Terakhir kali terjadi pada 1965, saat Filpo Nunez dari Argentina menangani satu laga persahabatan.
Namun, situasi mulai berubah sejak Jorge Jesus, pelatih asal Portugal, meraih sukses besar bersama Flamengo pada 2019. Ia membawa klub tersebut menjuarai liga dan Copa Libertadores dengan gaya main menyerang yang disukai publik Brasil.
Sejak saat itu, pelatih asing mulai diterima di liga domestik, dan kini langkah itu ditiru oleh timnas.
Ancelotti pun akan jadi pelatih asing pertama yang benar-benar berkuasa penuh atas Selecao. Namun, rencananya untuk tetap berbasis di Eropa akan menjadi isu kontroversial di Brasil, negara yang masih menilai kehadiran fisik pelatih sebagai bagian dari komitmen terhadap sepak bola nasional.
Apa yang Bisa Diharapkan?
Ancelotti dikenal mampu membangun tim yang tenang dan solid, bahkan dalam tekanan besar.
Keberhasilannya membawa Real Madrid menjuarai Liga Champions 2022 dengan membalikkan situasi di laga-laga dramatis melawan Chelsea dan Manchester City menunjukkan bahwa ia memiliki resep khusus: keseimbangan emosional dan kecermatan taktis.
Gaya permainan yang ia usung di Milan—terstruktur, elegan, dan defensif, tetapi tetap berbahaya saat menyerang—mampu menyatukan pragmatisme dan kreativitas. Di Madrid, ia memberi ruang bagi Vinicius Jr dan Rodrygo untuk mengekspresikan diri, sambil menjaga disiplin kolektif.
"Vinicius sangat menyukai bekerja dengannya. Ia pasti senang dengan penunjukan ini," ujar Vickery.

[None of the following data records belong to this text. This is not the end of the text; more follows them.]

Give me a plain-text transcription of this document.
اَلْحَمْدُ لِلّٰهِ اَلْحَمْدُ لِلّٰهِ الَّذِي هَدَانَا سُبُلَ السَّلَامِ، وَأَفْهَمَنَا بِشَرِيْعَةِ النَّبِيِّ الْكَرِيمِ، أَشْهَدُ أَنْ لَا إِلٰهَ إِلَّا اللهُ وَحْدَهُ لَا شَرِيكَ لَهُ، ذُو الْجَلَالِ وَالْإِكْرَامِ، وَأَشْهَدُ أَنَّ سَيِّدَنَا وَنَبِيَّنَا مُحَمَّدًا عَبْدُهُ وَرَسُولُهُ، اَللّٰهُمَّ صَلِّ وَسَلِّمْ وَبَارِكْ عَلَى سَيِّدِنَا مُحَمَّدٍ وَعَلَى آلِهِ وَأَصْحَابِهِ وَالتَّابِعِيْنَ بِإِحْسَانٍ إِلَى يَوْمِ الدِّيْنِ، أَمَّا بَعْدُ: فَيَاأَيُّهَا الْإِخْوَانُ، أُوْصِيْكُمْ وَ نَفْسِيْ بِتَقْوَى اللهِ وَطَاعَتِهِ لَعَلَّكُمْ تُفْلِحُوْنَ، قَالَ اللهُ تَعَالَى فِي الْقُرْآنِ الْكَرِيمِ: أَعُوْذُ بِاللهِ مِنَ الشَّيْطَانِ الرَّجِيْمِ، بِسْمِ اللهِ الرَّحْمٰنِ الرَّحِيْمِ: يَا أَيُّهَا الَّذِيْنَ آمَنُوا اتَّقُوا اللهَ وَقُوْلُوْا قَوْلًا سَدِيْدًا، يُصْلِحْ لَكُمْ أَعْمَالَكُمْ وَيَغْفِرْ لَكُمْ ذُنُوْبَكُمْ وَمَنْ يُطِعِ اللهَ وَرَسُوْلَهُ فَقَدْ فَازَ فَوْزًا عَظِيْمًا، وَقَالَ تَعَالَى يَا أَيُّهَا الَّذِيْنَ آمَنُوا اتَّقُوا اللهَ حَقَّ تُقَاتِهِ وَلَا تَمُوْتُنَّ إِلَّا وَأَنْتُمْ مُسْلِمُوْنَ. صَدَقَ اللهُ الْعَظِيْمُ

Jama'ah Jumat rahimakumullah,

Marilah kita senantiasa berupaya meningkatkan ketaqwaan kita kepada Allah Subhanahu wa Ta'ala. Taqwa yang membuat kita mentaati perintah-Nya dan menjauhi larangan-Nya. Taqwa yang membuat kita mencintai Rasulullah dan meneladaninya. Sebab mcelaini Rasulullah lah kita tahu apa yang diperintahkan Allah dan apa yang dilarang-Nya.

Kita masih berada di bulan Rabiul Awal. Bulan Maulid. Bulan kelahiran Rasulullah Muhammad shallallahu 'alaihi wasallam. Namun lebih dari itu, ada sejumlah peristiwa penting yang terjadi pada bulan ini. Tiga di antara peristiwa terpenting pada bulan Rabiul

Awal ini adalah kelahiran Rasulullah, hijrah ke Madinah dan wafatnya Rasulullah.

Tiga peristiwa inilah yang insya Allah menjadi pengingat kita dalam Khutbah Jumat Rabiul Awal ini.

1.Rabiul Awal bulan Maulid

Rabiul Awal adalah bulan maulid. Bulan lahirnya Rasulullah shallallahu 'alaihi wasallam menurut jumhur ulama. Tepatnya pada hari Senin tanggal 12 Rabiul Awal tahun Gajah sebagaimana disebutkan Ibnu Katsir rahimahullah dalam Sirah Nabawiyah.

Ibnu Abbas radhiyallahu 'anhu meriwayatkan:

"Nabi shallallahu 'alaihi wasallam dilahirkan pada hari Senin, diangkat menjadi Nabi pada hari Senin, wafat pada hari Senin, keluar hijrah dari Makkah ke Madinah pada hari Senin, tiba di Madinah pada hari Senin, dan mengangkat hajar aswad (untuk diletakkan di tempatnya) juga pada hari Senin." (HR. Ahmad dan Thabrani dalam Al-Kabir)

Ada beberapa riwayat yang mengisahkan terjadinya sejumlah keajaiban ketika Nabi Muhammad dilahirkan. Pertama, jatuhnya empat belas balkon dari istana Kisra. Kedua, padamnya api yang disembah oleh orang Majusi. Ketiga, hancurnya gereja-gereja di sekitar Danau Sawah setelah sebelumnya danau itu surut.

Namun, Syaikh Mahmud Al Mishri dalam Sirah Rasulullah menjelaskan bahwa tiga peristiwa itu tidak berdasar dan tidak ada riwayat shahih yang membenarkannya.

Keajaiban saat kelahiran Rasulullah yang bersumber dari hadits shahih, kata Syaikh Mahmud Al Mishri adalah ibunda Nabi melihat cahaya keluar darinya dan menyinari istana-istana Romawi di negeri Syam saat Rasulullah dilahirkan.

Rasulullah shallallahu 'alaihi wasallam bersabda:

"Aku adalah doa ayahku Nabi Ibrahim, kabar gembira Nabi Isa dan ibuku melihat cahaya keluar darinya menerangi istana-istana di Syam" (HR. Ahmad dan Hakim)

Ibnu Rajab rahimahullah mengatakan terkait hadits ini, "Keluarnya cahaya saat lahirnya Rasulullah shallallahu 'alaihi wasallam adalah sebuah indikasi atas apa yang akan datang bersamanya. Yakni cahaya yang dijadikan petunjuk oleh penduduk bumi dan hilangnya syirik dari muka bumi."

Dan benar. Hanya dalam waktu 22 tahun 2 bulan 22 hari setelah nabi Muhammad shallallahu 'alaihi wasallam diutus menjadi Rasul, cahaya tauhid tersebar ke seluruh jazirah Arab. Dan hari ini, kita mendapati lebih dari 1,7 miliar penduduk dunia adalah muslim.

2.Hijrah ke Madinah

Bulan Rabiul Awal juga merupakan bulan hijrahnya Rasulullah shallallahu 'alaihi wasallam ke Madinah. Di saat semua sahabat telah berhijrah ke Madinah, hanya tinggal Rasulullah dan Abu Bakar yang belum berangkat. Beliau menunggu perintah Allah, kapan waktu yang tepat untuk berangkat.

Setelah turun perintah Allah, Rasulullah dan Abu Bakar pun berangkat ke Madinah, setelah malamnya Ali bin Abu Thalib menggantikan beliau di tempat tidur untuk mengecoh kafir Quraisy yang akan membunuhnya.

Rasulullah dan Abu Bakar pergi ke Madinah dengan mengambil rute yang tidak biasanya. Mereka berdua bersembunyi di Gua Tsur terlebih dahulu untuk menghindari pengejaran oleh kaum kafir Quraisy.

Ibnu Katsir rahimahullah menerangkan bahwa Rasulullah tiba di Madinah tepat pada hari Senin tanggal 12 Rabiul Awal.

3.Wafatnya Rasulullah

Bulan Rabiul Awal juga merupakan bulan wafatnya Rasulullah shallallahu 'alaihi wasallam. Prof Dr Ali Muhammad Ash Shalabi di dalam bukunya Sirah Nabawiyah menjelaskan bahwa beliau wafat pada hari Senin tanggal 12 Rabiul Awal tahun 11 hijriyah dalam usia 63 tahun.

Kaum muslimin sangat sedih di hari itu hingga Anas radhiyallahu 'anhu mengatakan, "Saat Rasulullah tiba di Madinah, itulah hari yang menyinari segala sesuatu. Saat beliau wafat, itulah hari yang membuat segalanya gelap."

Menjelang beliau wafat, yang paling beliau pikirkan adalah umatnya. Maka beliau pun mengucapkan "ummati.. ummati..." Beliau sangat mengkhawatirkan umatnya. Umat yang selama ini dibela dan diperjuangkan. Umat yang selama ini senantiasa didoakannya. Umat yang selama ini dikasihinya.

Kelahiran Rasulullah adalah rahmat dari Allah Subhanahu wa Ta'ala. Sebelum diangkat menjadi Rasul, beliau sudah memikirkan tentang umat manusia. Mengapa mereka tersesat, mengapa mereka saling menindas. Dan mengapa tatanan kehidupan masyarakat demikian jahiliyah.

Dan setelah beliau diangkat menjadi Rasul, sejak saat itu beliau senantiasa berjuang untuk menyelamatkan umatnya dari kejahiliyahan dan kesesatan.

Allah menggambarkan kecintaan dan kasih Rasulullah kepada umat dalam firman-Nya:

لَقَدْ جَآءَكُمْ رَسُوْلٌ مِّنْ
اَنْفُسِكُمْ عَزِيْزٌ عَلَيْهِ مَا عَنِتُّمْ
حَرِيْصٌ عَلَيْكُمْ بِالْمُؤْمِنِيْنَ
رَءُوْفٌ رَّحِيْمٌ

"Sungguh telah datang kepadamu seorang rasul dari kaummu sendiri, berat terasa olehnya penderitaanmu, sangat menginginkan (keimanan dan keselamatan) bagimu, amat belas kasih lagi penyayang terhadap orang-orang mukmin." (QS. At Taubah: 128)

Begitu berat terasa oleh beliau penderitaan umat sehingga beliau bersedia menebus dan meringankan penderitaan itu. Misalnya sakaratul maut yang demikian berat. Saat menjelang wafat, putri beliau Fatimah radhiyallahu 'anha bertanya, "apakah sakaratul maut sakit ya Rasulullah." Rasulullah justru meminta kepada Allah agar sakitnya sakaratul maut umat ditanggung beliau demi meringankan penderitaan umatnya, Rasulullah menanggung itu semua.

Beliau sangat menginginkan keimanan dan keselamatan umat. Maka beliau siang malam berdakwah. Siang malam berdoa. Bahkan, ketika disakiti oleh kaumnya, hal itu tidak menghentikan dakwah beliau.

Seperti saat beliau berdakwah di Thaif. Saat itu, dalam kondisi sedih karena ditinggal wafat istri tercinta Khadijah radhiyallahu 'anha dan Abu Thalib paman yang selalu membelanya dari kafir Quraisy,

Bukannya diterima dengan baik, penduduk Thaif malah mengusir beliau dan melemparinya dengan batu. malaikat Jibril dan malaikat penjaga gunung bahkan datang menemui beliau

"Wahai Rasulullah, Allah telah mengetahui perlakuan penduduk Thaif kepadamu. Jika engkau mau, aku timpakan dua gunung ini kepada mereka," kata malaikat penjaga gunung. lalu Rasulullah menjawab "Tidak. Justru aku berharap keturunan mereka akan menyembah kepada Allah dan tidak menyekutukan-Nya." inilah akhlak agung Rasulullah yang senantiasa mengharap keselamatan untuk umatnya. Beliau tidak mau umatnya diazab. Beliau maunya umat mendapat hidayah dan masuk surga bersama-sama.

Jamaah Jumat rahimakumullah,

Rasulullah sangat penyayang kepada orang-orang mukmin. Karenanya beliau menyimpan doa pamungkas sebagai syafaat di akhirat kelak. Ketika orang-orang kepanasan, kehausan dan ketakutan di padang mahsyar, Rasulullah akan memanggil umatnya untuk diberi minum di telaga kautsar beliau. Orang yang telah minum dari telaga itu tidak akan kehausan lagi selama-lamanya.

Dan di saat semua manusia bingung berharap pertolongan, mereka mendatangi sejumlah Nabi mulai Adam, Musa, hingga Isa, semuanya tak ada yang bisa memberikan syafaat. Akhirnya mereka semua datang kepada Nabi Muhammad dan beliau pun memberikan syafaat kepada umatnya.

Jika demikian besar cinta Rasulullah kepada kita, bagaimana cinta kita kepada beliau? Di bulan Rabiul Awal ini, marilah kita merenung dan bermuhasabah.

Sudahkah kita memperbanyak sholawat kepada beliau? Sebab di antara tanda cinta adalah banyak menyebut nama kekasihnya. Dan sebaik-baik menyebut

Nama-nama seperti Casemiro pun mungkin akan kembali ke panggung utama untuk menambal kelemahan Brasil di lini tengah. Dan jika Ancelotti mampu mengeluarkan performa terbaik Vinicius—yang sejauh ini belum konsisten di timnas—maka, sebagian beban besar tim bisa dikurangi.
"Ancelotti akan jadi penangkal kritik publik—itu akan mengurangi tekanan bagi para pemain," kata Vickery lagi.
"Meski ada pihak di komunitas pelatih Brasil yang berharap ia gagal, para pemain justru jadi yang paling tidak terdampak."
Momen Penentu
Penunjukan Ancelotti adalah momen besar. Ini bukan sekadar pergantian pelatih, tetapi titik balik dalam sejarah sepak bola Brasil. Ia datang bukan hanya untuk memperbaiki tim, tetapi juga mengubah cara dunia memandang identitas sepak bola Brasil di era modern.
Dan jika ia berhasil—mengembalikan kejayaan, mengangkat trofi, dan membangun kembali rasa percaya diri di tanah kelahiran jogo bonito—maka, sejarah akan mencatatnya bukan hanya sebagai pelatih yang berhasil memulihkan kejayaan Brasil, tetapi juga sebagai sosok yang mengubah cara dunia memandang sepak bola Brasil — bukan lagi sekadar soal gaya bermain indah, tetapi juga soal kedewasaan, kedisiplinan, dan efektivitas.
Ancelotti bisa menjadikan 'Brasil' bukan hanya identitas lama yang romantis, melainkan kekuatan modern yang relevan dan ditakuti kembali.